Sebaliknya, jajak pendapat terhadap lebih dari 200 anggota Crohn’s dan Colitis UK menemukan bahwa mayoritas lebih memilih tinja dari sumber yang tidak diketahui dan disaring daripada seseorang yang mereka kenal.
Dalam kuesioner yang sama, 37% responden pada awalnya mengatakan mereka tidak akan menerima transplantasi feses, namun setelah mempelajari lebih lanjut mengenai prosesnya, angka ini meningkat menjadi 54%.
“Pendidikan selalu meruntuhkan banyak hambatan,” kata Dr Bret Palmer, yang melakukan penelitian tersebut, kepada BBC.

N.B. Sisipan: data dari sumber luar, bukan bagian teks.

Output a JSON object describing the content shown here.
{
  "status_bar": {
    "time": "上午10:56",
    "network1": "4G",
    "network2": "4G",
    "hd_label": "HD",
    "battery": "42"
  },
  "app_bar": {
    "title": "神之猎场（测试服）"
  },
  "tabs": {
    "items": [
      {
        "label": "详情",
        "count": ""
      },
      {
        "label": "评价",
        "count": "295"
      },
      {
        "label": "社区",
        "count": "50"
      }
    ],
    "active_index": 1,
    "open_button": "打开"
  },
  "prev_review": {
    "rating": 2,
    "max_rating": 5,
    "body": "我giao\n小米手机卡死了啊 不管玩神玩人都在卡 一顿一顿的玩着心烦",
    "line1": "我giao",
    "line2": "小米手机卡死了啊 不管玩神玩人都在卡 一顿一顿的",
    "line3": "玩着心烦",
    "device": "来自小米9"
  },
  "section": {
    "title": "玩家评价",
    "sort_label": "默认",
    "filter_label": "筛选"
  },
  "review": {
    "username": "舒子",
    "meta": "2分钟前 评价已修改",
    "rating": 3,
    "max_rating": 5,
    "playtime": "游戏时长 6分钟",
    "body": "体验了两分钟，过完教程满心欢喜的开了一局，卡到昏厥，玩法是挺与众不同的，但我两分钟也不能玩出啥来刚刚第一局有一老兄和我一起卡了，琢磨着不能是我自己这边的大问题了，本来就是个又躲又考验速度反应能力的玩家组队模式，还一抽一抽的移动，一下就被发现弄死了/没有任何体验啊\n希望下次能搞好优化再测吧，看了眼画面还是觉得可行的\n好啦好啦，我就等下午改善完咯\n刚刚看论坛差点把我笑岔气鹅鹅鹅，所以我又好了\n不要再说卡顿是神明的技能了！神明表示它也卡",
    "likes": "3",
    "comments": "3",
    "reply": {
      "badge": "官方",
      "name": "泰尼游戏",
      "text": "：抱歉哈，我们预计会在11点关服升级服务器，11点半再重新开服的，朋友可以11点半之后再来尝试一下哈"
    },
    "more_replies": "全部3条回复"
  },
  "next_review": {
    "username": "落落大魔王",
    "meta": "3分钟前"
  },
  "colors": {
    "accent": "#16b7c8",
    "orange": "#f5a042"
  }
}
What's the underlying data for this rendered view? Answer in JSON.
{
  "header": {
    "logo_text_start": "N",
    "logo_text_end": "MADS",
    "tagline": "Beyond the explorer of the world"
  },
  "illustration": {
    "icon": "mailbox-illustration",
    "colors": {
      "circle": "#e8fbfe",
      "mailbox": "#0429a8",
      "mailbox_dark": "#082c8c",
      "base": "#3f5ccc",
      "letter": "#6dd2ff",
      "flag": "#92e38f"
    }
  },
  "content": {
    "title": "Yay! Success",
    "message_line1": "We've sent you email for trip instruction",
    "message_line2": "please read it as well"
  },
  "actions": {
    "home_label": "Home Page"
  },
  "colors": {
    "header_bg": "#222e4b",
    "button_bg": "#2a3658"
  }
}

Rick berharap uji coba klinis yang dia lakukan akan memberikan obat untuk kondisi langkanya.
“Jika seseorang mengatakan kepada saya 10 tahun yang lalu bahwa kotoran manusia dapat mengobati kondisi medis, saya tidak akan mempercayainya sama sekali,” katanya.
“Tetapi sekarang, hal itu menjadi kenyataan dan sedang terjadi.”